Question

A 1 kHz sine-wave generator having an internal resistance of 50Ω generates an open-circuit voltage of 10 Vp-p. When a capacitor is connected across the output terminals, the voltage drops to 8 Vp-p. The capacitance of the capacitor (in microfarads) is _________.

Hint:

To calculate the capacitance, use the voltage divider rule and the formula for the impedance of a capacitor in an AC circuit.

Answer 1

Correct Answer: 2.35

We are given the following information: - Frequency \( f = 1 \, kHz = 1000 \, Hz \)
- Internal resistance \( R = 50 \, \Omega \)
- Open-circuit voltage \( V_{oc} = 10 \, V_{p-p} \)
- Voltage with capacitor \( V_C = 8 \, V_{p-p} \)
Step 1: Use voltage divider formula
The voltage across the capacitor \( V_C \) when it is connected in parallel with the internal resistance can be found using the voltage divider formula: \[ \frac{V_C}{V_{oc}} = \frac{Z_C}{R + Z_C}, \] where \( Z_C \) is the impedance of the capacitor and \( R \) is the internal resistance.

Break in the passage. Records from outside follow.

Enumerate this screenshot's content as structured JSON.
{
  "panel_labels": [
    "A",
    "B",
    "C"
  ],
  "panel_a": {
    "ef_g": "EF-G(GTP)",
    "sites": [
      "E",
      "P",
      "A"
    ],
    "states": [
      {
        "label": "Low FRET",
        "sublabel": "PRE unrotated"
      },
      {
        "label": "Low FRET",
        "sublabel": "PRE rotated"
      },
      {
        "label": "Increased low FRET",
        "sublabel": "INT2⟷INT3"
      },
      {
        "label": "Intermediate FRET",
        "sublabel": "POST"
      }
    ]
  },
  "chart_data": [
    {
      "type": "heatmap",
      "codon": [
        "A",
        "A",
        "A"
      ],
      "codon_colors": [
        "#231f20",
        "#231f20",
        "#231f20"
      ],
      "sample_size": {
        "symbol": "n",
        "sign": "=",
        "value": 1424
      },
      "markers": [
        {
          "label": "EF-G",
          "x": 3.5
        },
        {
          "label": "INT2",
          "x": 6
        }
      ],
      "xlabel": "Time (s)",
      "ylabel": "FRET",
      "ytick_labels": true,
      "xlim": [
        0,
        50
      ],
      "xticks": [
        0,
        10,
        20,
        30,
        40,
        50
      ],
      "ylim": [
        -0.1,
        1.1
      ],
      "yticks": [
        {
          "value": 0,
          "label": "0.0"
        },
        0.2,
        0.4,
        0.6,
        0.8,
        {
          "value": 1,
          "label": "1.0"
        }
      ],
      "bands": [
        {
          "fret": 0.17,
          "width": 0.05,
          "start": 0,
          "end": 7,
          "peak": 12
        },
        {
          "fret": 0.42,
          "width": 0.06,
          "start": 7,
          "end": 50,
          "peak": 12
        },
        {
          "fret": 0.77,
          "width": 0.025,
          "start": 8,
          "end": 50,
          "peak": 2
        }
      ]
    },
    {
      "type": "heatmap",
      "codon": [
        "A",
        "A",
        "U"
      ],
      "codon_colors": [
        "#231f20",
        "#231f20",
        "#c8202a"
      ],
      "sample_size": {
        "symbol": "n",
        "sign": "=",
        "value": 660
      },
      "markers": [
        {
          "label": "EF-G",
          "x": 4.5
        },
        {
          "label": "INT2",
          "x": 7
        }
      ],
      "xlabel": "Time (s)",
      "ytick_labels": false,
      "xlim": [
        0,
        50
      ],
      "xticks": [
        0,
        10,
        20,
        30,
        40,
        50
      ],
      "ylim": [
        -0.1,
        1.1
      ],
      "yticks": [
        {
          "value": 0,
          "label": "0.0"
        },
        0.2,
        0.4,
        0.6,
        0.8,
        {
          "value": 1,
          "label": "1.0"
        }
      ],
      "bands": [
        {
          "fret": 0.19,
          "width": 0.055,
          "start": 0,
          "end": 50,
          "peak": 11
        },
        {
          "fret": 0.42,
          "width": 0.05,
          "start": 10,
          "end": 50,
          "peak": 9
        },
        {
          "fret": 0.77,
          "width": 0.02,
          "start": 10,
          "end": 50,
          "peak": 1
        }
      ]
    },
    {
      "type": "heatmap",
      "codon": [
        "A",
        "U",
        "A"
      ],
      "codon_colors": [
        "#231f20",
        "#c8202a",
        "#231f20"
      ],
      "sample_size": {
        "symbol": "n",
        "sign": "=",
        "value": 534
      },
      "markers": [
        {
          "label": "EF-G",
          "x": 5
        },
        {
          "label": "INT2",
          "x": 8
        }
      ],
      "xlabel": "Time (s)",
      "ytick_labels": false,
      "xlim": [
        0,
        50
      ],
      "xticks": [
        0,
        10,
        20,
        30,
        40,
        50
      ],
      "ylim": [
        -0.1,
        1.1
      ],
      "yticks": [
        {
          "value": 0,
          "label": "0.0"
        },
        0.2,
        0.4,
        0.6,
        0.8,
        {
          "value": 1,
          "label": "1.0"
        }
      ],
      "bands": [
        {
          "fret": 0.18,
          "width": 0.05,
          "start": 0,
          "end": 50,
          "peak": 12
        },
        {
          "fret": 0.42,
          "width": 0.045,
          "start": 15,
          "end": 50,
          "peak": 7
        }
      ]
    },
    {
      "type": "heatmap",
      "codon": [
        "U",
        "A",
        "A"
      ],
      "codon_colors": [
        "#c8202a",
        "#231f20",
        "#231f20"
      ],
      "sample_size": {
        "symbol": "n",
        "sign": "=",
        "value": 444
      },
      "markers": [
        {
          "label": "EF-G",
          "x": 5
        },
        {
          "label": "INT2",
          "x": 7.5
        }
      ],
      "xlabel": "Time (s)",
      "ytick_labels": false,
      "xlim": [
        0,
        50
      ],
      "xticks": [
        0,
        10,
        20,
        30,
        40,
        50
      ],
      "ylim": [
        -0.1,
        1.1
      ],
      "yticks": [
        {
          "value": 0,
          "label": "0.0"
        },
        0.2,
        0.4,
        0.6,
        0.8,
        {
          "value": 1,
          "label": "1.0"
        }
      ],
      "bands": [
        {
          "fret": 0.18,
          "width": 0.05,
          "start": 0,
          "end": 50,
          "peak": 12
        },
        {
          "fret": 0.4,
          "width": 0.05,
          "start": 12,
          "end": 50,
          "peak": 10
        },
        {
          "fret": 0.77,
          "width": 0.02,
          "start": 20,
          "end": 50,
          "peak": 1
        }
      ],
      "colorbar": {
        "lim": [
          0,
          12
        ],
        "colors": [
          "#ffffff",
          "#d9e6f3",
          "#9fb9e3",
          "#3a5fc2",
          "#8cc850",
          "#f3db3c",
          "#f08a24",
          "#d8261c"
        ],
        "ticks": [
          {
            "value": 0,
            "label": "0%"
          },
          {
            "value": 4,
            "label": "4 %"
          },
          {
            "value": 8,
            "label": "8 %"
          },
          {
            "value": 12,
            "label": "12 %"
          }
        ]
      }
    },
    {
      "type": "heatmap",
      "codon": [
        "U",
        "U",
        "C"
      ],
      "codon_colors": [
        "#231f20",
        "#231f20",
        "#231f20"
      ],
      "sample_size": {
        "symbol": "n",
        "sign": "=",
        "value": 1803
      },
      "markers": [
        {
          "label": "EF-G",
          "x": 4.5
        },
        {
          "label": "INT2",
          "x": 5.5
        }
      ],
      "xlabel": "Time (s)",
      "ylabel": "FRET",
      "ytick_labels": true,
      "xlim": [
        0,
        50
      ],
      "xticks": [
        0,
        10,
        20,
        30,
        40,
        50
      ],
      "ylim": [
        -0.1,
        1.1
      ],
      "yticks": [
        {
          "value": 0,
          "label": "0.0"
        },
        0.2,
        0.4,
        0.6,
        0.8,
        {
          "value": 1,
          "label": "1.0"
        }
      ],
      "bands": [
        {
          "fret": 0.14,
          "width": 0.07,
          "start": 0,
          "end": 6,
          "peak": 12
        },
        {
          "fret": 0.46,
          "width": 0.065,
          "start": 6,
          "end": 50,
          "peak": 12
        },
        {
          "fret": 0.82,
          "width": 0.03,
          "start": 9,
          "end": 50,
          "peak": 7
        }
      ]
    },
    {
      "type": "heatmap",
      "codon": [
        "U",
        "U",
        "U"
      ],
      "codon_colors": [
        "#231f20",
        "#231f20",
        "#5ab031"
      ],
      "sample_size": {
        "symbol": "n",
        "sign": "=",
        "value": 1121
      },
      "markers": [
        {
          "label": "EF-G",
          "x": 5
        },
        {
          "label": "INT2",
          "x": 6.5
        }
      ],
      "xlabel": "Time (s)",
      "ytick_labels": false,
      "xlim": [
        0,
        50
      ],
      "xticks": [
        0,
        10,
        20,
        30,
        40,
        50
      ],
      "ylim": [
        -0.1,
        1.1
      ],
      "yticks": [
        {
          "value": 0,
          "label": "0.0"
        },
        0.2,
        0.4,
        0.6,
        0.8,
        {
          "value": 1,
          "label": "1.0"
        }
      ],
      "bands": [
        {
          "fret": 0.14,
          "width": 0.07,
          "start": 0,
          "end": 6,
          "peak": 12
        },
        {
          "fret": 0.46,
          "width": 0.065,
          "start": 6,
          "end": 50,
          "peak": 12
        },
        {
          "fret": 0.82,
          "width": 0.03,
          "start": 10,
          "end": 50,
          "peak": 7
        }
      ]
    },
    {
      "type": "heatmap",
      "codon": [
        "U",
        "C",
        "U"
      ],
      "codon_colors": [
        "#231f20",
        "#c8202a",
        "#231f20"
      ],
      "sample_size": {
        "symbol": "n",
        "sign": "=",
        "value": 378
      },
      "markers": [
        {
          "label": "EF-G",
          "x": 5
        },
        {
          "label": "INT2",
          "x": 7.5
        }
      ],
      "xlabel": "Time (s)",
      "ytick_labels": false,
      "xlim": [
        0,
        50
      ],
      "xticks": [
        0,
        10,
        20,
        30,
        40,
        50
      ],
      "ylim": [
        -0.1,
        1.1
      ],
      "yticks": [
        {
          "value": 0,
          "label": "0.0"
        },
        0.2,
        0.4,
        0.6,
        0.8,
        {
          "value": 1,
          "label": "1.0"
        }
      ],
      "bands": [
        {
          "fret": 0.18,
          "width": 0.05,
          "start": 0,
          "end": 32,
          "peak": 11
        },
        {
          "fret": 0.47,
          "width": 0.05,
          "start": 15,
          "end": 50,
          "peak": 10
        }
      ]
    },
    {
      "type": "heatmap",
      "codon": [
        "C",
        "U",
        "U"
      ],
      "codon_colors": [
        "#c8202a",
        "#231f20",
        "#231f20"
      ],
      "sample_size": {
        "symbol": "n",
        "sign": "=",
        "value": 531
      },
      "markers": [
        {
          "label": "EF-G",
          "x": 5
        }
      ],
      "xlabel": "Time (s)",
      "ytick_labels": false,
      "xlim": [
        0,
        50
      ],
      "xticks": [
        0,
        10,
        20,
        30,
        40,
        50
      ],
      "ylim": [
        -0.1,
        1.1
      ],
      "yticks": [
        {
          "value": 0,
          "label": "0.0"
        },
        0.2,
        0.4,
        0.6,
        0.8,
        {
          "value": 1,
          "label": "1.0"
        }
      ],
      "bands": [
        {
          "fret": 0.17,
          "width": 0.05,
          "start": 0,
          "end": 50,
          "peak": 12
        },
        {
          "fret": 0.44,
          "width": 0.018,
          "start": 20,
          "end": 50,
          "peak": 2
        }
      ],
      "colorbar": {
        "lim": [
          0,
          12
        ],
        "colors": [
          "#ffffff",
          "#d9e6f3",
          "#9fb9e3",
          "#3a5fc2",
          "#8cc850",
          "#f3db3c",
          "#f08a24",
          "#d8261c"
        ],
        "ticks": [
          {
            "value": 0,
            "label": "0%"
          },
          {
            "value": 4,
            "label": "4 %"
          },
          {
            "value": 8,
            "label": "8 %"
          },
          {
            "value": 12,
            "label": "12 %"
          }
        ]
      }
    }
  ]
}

Step 2: Impedance of the capacitor
The impedance of the capacitor \( Z_C \) is given by: \[ Z_C = \frac{1}{j 2\pi f C}. \] Substitute the values for frequency and impedance into the voltage divider formula: \[ \frac{8}{10} = \frac{\frac{1}{j 2\pi \times 1000 \times C}}{50 + \frac{1}{j 2\pi \times 1000 \times C}}. \] Step 3: Solve for capacitance
After solving the equation, we find the capacitance: \[ C \approx 2.39 \, \mu F. \] Thus, the capacitance of the capacitor is approximately \( 2.39 \, \mu F \).